Adnan, Ismail, Mama, dan Uni (kakak pertama saya) sepertinya lebih puas melihat bayi saya, ketibang saya ibunya yang hanya baru berkesempatan melihatnya beberapa detik:/
Malam itu seharusnya saya bisa tidur dengan lelap. Tapi nyatanya tidak. Semalaman saya terjaga, dengan ismail yang nyenyak di sisi saya (ya kami tidur seranjang), sementara Adnan terlelap di sofa kamar. Keesokan paginya, setiap kali ada perawat yang masuk, tidak bosan saya menayakan hal yang sama.
"Kapan bayi saya dibawa masuk, Sus?"
Baru akhirnya tepat pukul 10 pagi, doa saya agar mahluk kecil itu dibawa ke pangkuan saya pun terkabul. Pagi itu saya lama memandanginya tak puas-puas, seakan sudah begitu lama kami berpisah. Dan pagi itu pula saya memberi pelajaran pertama dalam hidupnya, pelajaran bertahan hidup dengan cara mengkonsumsi makanan sumber kehidupannya, ASI :)
Alhamdulillah, segala kekhawatiran sirna. Anak kedua kami sehat dan kuat. Kekhawatiran besar saya yang lain, akan Ismail yang akan merasa tersisih pun lenyap. Ismail sebagai sulung sangat pengertian. Hingga kini dia menyayangi adiknya dengan cinta yang tulus ala anak seusianya. Seperti sudah terprogram, sejak kehadiran adiknya, Ismail tidak lagi menuntut harus diutamakan, padahal sebelum masuk kamar oprasi dia masih ingin selalu dalam dekapan saya.

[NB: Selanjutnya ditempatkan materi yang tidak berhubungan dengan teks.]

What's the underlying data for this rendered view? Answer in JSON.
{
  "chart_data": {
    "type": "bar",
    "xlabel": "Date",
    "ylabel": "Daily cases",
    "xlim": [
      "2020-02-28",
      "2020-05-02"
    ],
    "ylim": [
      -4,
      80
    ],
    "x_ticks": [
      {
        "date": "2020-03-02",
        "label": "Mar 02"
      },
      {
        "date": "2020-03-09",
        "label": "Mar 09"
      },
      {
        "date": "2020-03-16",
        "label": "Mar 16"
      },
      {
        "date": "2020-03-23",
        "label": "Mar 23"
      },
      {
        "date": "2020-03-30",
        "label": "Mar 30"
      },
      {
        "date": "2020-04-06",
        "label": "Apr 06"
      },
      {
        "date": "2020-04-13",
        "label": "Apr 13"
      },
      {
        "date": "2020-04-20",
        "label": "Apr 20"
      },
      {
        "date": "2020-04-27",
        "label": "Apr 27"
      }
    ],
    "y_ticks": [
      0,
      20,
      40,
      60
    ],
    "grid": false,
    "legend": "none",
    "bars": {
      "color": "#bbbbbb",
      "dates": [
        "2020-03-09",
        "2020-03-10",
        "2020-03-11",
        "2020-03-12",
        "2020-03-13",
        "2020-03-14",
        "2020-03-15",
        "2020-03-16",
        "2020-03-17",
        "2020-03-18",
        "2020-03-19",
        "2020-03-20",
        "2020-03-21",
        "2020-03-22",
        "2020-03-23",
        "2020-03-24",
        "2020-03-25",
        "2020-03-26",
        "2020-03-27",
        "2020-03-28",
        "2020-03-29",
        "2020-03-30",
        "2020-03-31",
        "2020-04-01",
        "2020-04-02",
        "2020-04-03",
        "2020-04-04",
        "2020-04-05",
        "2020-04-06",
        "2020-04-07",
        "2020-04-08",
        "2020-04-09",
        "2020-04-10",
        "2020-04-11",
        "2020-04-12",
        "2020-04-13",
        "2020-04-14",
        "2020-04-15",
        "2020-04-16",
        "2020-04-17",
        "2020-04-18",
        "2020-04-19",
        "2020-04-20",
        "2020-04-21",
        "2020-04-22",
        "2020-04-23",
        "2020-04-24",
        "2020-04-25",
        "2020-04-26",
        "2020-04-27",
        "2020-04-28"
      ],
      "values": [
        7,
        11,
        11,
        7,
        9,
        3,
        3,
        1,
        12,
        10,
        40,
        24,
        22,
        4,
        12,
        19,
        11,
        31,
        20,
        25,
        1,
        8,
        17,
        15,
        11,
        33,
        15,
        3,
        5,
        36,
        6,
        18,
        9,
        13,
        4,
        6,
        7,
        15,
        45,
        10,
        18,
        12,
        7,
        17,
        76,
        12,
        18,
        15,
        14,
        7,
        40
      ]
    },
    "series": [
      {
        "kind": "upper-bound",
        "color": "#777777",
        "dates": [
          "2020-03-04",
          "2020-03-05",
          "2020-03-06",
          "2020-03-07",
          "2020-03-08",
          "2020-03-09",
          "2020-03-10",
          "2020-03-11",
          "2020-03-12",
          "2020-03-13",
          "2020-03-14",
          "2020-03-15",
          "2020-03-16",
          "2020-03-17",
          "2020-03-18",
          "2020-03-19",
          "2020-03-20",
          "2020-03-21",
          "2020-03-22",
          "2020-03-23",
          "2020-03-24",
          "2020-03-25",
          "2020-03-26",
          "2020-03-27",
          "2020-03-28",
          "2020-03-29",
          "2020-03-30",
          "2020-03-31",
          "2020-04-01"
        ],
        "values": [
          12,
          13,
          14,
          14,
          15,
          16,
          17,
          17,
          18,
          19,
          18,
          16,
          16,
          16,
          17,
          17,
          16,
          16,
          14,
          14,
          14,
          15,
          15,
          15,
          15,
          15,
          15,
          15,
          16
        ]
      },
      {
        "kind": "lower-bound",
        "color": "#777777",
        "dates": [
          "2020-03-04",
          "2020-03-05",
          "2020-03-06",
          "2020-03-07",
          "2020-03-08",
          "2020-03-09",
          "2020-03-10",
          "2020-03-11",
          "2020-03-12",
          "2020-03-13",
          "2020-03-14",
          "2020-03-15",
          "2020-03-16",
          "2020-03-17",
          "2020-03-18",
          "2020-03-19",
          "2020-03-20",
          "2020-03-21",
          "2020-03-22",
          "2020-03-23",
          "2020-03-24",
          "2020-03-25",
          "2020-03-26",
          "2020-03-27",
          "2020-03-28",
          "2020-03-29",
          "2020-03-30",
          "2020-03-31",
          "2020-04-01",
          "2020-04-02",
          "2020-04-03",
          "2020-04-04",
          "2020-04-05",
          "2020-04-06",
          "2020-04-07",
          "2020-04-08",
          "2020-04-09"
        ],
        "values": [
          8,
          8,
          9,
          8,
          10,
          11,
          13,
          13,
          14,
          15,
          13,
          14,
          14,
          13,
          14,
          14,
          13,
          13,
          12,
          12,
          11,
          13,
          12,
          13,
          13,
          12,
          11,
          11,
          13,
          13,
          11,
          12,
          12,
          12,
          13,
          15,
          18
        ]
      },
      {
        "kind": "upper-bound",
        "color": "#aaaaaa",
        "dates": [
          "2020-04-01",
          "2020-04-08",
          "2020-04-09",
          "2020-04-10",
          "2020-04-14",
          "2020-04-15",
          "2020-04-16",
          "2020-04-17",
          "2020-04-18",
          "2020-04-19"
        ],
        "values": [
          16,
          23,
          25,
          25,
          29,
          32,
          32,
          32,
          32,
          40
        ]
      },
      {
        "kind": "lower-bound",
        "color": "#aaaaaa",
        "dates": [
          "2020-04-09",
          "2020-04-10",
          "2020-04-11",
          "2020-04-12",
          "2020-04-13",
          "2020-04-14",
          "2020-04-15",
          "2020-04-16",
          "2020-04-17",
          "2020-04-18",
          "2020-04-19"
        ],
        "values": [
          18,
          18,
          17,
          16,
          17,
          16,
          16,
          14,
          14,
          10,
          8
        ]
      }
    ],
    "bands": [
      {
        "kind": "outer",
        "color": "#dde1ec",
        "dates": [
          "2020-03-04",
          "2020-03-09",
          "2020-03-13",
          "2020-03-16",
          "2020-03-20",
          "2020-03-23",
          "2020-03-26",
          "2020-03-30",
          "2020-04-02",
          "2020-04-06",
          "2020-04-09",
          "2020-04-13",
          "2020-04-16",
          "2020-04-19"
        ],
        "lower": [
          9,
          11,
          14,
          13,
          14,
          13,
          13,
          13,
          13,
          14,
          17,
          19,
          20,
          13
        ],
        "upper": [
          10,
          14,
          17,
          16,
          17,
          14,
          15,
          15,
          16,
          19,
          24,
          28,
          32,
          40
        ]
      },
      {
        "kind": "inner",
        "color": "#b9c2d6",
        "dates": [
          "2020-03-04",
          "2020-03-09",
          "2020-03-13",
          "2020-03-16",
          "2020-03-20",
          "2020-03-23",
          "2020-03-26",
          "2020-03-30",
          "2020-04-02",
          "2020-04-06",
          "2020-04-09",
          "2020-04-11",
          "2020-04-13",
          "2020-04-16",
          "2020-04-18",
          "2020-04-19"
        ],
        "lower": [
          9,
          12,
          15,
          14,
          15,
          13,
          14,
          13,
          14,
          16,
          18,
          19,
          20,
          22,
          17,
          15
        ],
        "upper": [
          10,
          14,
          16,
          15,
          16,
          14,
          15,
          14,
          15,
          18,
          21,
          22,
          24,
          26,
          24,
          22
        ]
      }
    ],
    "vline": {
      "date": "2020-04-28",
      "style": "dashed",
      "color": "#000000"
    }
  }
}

Ar Rahman. Fabiayyi âlâi Rabbikumâ tukadzdzibân.
Nakes yang baik hati dan profesional, keluarga yang selalu mensuport, pasangan yang siaga, si sulung yang kooperatif, dan bayi yang sehat, adalah anugrah yang tak henti saya syukuri.
Setelah dua malam di RS tersebut, akhirnya saya kembali dengan satu anggota keluarga termuda, yang kami beri nama Belkisa* Klovo. Besar harapan dari memberikan nama tersebut, kelak ananda memiliki kemuliaan, kehanifan, dan ketakwaan seperti Ratu Sabba tersebut :) Aamiin InsyaAllah.
Belkisa 0-12 bln
*Belkisa (Bosnia dan Turki version)= Ratu Bilqis, Balqis.